US 12,314,661 B2
Natural language detection
Michael Zatsepin, Novokuznetsk (RU)
Assigned to ABBYY Development Inc., Dover, DE (US)
Filed by ABBYY Development Inc., Dover, DE (US)
Filed on Dec. 16, 2022, as Appl. No. 18/082,919.
Prior Publication US 2024/0202444 A1, Jun. 20, 2024
Int. Cl. G06F 40/284 (2020.01); G06F 40/263 (2020.01); G06V 30/148 (2022.01)

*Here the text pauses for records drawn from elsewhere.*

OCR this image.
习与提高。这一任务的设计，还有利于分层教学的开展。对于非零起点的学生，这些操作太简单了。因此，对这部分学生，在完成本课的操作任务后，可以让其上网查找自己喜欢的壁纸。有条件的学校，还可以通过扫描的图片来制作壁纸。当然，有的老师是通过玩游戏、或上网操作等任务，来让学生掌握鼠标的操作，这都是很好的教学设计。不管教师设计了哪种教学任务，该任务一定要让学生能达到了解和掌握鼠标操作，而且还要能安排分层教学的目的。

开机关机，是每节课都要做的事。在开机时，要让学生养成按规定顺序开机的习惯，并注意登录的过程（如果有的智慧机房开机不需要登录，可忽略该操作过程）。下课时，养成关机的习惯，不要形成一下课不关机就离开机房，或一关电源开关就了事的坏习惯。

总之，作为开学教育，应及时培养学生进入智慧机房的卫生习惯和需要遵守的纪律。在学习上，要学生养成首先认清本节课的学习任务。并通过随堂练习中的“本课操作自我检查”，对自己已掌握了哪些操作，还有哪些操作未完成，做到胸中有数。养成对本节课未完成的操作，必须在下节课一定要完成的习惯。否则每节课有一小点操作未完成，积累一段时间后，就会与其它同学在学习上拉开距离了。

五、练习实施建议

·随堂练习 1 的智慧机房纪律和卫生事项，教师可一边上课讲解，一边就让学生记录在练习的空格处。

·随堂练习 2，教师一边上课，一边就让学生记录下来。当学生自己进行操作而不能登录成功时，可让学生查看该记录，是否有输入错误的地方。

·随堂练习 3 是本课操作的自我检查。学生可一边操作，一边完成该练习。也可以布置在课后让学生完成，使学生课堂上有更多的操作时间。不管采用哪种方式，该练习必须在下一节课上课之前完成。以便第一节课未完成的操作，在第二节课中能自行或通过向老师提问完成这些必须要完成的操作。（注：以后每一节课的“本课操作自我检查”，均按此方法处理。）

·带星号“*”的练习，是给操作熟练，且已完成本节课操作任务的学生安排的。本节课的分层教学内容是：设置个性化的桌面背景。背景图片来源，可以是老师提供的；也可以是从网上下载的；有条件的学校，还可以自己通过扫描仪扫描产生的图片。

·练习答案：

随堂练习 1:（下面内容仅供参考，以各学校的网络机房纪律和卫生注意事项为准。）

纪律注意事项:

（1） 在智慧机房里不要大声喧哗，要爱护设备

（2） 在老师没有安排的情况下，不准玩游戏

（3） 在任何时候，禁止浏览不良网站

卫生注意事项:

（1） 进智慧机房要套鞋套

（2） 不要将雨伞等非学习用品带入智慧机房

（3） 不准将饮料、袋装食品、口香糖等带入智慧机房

CPC G06F 40/284 (2020.01) [G06F 40/263 (2020.01); G06V 30/153 (2022.01)] 20 Claims
OG exemplary drawing
 
1. A method, comprising:
identifying, by a processing device, a document comprising a plurality of words in one or more natural languages;
for each word of at least a subset of words of the document:
generating a plurality of sets of tokens representing the word, wherein each set of tokens of the plurality of sets of tokens represents the word using a corresponding plurality of tokens defined for a corresponding natural language of a set of natural languages, and
identifying, based on the plurality of sets of tokens, a primary natural language associated with the word;
associating each natural language of the set of natural languages with a corresponding word count indicating a number of words of the subset of words for which the natural language has been identified as the primary natural language;
identifying, among the set of natural languages, a natural language associated with a maximum word count; and
associating the identified natural language with the document.